The problem in the election result is not actually new, and has occurred to both major political blocks over the last century or so (for the ALP this was during WW1, The Great Depression and the 1950’s ALP split). Currently the ALP is in the enviable position that disgruntled former Coalition supporters in the main (but not exclusively) are taking votes from the LNP to ONP, and in the anti-incumbent preferencing strategy of the ONP and the ill-disciplined preferencing of ONP voters effectively delivering a large portion of those preference votes to the ALP. The biggest winners from the ONP are in fact the ALP.
The irony is that the ALP could be very unpopular, and yet in this process record swings to them. Which is what appears to have happened last Saturday, as well as a surprisingly large vote for extreme parties (a sizeable portion of which is protest driven), ONP on the right and the Greens on the left. In fact buried deep in the coverage is a growing problem for the ALP, and it has nothing to do with the ONP, and that is the Greens. The Greens threaten to win Maiwar (from the LNP) and South Brisbane (from the ALP Deputy Leader), and former seat of Labor luminaries such as former Premier Vince Gair. Trying to please the Greens loses the ALP votes outside in the inner city. The recent loss of Northcote to the Greens due to the absence of a Liberal candidate/Liberal voters voting Green in preferences over the ALP as Charles Richardson described shows that political fortune can be transitory.
If history is a guide in 1998 the ONP tide receded sufficiently to not do too much damage to John Howard in the same year, and in WA in 2001 ONP may have helped the ALP win but again the ONP political impact receded. The message is to calmly respond, and not give any credence to idiots like George Christensen, who is like the Eddie Ward/Arthur Calwell whinger in the wings to their party leaders. Calmly work on governing, addressing some issues with policy, win back voters, point to the protest voting not actually achieving anything. Shorten may smile for a while, but Kim Beazley made little headway, and a shrewd PM can win through.
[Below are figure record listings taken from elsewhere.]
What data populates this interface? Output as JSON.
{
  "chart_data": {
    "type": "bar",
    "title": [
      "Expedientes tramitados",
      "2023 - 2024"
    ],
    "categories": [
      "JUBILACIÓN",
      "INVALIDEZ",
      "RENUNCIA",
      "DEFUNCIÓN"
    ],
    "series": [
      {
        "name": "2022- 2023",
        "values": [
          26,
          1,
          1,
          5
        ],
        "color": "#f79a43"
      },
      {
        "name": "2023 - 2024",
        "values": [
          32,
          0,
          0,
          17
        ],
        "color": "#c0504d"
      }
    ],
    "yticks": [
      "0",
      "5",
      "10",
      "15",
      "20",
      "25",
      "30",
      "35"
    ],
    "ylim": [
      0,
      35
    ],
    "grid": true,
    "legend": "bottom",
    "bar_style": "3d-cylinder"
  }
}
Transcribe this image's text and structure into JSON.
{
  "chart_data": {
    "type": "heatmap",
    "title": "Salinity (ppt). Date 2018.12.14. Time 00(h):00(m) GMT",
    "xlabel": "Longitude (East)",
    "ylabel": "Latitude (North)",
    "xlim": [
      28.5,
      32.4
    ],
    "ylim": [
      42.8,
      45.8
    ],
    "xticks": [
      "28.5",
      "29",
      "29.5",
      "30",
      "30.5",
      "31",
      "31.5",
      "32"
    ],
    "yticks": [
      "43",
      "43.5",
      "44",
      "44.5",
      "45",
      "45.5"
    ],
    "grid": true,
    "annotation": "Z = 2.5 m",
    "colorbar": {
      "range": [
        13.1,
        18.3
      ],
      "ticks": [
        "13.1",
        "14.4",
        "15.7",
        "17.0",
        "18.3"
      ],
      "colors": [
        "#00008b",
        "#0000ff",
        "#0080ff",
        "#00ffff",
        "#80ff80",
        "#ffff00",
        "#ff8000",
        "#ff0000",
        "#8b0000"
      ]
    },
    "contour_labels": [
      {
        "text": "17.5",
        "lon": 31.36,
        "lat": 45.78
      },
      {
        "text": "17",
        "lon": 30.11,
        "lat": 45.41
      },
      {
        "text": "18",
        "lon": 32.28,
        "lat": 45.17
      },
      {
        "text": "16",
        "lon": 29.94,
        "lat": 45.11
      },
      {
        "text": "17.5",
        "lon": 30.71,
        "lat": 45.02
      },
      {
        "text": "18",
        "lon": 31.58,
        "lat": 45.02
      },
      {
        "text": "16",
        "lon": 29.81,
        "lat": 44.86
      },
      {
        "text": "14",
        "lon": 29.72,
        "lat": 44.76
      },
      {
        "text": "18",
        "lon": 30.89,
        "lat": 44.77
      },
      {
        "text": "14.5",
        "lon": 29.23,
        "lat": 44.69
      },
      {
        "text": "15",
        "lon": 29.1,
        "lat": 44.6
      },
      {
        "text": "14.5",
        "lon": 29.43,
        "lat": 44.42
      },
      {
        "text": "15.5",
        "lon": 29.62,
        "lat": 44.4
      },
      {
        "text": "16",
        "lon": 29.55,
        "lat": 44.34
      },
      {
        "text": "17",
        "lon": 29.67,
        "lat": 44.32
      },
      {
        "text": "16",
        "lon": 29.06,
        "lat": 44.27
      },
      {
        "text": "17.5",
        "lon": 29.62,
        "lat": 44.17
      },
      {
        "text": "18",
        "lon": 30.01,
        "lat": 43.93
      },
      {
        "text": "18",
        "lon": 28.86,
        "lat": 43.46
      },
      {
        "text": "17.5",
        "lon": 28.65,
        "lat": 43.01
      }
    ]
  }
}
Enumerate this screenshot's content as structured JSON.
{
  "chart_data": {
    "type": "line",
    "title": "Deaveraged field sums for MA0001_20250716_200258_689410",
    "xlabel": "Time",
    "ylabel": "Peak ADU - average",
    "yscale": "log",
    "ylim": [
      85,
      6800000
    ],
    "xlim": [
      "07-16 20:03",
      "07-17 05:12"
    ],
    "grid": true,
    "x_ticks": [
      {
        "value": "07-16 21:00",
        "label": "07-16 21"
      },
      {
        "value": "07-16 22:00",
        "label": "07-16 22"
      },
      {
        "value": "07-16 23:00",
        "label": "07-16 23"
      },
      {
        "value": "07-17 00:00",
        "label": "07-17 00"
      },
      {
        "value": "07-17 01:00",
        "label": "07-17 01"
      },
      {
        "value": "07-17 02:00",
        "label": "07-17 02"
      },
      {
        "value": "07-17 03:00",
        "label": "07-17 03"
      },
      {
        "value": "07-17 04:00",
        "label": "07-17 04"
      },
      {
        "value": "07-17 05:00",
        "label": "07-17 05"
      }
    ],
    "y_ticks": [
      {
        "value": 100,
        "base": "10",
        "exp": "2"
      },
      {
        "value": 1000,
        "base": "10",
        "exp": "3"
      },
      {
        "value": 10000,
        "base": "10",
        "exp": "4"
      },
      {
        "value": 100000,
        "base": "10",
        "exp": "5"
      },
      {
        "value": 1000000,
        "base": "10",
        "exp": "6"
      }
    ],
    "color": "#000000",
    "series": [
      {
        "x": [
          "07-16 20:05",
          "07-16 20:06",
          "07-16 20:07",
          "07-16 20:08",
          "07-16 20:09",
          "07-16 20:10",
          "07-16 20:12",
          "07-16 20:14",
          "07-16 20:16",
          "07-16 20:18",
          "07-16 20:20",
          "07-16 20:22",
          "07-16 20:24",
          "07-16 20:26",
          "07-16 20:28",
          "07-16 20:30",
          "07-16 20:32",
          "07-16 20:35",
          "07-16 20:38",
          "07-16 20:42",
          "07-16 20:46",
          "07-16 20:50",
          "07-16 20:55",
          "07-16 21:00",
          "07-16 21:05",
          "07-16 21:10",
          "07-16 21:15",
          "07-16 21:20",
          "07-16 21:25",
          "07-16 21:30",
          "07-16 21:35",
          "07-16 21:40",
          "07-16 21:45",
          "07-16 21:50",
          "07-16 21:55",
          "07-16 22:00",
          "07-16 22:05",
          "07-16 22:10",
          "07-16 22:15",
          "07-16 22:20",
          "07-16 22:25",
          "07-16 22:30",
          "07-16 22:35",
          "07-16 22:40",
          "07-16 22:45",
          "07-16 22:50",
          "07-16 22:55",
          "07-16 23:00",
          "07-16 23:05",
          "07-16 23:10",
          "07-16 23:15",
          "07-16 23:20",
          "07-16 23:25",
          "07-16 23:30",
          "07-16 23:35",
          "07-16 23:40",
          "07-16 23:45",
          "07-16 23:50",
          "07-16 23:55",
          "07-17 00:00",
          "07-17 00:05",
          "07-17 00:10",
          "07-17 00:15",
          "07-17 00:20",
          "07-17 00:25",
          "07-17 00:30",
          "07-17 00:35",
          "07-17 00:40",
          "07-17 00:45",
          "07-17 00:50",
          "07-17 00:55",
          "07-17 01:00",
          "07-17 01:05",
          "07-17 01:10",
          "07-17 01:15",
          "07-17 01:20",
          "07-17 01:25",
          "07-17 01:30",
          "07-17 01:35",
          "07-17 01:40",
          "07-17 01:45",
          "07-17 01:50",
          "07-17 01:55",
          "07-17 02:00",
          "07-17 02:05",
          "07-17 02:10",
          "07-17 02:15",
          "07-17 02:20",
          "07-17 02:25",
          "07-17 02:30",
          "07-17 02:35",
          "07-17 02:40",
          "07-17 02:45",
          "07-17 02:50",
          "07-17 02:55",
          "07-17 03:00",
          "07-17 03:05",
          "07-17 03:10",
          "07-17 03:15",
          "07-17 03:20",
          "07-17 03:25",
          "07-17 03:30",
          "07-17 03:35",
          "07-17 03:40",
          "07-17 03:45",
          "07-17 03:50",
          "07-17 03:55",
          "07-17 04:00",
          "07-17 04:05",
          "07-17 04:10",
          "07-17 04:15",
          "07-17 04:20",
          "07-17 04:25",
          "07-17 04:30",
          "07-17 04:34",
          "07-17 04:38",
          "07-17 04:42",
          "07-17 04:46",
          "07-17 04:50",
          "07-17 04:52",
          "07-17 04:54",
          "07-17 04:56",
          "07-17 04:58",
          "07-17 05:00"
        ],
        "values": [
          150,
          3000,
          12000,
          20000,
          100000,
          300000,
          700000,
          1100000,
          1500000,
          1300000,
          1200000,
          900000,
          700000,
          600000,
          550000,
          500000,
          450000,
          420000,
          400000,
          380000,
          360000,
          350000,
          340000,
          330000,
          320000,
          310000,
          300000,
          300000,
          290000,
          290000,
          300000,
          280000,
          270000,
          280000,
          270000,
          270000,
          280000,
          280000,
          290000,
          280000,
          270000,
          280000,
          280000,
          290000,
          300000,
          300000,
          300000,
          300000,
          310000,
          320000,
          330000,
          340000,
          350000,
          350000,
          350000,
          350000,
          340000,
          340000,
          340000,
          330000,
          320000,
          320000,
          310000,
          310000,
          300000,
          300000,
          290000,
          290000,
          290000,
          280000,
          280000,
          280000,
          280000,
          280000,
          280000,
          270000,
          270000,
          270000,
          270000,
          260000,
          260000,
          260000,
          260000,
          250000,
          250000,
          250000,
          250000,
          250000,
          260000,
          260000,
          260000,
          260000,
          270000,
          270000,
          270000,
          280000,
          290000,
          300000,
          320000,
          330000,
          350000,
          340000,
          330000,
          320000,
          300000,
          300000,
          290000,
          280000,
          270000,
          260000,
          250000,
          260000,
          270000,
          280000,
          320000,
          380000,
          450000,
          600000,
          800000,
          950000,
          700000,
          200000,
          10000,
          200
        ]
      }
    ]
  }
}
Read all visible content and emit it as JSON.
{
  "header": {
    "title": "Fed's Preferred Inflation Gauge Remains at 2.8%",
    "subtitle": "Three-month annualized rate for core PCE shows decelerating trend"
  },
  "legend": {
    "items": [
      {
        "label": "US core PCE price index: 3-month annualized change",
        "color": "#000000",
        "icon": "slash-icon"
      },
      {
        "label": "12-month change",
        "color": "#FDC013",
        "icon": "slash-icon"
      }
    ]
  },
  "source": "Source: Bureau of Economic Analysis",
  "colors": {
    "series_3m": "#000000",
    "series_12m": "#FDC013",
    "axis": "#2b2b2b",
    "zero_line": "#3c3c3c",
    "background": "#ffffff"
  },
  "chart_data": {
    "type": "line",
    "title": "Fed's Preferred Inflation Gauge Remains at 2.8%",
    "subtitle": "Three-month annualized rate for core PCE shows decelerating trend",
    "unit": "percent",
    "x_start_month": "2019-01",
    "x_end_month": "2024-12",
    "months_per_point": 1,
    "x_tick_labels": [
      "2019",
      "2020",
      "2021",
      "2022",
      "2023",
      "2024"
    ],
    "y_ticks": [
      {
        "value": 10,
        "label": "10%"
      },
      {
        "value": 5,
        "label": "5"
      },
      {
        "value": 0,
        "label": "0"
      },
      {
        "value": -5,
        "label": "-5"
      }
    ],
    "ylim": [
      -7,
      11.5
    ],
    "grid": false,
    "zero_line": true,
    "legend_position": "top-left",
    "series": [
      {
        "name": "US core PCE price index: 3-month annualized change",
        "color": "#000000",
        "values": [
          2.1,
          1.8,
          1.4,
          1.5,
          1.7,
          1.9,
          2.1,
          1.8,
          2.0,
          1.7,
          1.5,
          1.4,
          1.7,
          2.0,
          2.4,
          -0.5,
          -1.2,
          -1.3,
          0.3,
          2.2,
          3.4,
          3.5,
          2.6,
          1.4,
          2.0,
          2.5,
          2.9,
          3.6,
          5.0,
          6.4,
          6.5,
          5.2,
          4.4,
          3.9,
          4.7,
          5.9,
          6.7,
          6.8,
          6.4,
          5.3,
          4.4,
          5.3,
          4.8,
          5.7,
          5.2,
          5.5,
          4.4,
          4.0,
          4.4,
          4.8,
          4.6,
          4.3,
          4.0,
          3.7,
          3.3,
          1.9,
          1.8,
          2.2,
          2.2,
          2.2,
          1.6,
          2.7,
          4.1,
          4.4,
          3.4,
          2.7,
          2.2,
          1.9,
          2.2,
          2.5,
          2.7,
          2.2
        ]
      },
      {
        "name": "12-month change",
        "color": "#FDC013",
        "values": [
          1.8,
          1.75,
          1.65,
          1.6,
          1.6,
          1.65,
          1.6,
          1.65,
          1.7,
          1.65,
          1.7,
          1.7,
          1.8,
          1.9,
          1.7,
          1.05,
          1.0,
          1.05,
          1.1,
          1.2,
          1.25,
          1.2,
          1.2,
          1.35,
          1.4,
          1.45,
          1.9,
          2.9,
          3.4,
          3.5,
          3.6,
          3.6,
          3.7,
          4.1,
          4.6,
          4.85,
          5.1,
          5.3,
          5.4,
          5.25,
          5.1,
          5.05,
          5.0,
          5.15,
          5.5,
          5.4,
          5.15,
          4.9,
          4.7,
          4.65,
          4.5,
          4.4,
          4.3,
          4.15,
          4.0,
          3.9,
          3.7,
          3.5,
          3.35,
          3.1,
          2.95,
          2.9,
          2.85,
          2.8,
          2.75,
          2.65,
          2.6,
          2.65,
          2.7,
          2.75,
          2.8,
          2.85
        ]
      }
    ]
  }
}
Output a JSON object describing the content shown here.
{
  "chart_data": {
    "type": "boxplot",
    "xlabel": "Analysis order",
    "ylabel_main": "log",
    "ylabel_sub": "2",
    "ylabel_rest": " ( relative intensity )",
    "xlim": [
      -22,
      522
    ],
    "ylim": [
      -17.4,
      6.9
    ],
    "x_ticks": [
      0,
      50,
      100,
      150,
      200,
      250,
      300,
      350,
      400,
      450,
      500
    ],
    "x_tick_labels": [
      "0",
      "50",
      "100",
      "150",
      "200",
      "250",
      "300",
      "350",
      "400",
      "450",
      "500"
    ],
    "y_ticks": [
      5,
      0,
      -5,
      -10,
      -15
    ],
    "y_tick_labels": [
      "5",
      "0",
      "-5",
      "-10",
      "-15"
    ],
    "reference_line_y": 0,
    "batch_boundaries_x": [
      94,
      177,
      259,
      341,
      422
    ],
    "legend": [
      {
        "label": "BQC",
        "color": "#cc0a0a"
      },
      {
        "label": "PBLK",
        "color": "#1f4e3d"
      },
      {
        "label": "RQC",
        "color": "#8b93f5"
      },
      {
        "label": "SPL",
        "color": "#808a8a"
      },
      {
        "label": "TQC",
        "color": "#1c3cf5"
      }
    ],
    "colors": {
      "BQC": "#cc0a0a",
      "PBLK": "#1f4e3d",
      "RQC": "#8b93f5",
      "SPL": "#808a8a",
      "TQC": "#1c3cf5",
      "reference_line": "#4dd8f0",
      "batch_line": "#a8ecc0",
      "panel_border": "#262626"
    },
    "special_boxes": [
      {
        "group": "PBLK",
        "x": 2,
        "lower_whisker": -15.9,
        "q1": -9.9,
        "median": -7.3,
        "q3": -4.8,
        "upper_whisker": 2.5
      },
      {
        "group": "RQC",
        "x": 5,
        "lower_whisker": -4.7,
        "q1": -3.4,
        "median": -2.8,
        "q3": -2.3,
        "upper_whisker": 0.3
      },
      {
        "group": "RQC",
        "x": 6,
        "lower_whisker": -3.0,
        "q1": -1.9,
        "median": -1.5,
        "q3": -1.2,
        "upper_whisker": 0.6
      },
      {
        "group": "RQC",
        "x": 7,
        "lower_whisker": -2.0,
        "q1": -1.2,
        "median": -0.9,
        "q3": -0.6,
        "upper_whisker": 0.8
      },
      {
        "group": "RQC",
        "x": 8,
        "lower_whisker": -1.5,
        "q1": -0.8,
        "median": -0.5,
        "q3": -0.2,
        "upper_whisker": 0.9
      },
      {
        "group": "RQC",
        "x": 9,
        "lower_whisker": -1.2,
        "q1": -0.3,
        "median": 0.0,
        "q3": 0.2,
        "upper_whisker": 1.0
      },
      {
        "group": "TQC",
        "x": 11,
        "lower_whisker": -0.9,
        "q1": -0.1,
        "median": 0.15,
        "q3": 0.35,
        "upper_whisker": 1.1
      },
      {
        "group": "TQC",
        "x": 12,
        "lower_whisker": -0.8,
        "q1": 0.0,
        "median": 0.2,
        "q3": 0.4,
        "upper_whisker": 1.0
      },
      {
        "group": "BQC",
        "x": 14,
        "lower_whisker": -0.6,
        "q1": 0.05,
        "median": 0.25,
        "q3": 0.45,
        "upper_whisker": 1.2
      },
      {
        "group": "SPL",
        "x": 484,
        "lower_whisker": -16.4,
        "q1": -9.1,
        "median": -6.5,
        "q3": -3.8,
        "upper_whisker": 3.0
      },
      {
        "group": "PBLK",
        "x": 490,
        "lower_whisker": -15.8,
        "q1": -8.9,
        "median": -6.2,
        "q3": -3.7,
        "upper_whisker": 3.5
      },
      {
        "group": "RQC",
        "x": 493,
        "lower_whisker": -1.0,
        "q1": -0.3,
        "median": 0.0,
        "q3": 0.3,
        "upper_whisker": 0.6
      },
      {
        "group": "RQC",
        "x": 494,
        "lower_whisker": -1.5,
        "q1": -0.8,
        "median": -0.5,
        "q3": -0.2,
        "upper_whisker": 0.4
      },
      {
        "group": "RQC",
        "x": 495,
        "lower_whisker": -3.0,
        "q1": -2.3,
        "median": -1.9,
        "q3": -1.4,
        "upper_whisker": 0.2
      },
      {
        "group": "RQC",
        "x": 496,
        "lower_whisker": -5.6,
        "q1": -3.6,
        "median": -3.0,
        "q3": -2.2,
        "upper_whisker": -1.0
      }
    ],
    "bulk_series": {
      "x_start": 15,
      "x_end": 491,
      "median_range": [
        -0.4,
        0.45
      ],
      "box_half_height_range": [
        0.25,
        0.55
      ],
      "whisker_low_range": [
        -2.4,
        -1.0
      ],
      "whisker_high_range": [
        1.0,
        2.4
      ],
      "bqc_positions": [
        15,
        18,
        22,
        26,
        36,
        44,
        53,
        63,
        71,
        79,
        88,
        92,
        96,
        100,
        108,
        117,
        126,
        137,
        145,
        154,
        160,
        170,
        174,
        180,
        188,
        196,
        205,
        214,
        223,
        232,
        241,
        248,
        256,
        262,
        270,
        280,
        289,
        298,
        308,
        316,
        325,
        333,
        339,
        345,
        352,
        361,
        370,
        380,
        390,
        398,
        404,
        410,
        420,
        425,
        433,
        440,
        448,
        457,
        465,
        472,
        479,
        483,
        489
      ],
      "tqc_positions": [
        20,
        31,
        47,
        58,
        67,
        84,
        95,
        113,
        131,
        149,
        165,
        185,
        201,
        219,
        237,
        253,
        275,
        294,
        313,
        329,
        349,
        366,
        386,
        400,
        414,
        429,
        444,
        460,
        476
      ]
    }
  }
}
Before Howard, Hawke had done it, and should Shorten win, he will have to make the Greens happy, and in time they will make his life hard as they stand for different things. Political fortune can indeed be transitory.
Barry Welch writes: Re. “Turnbull rattled over One Nation’s pull on conservatives” (Monday).
The dilemma for the conservatives is whether the LNP should join Pauline and become LNPHON or let the Nats go and be NPHON.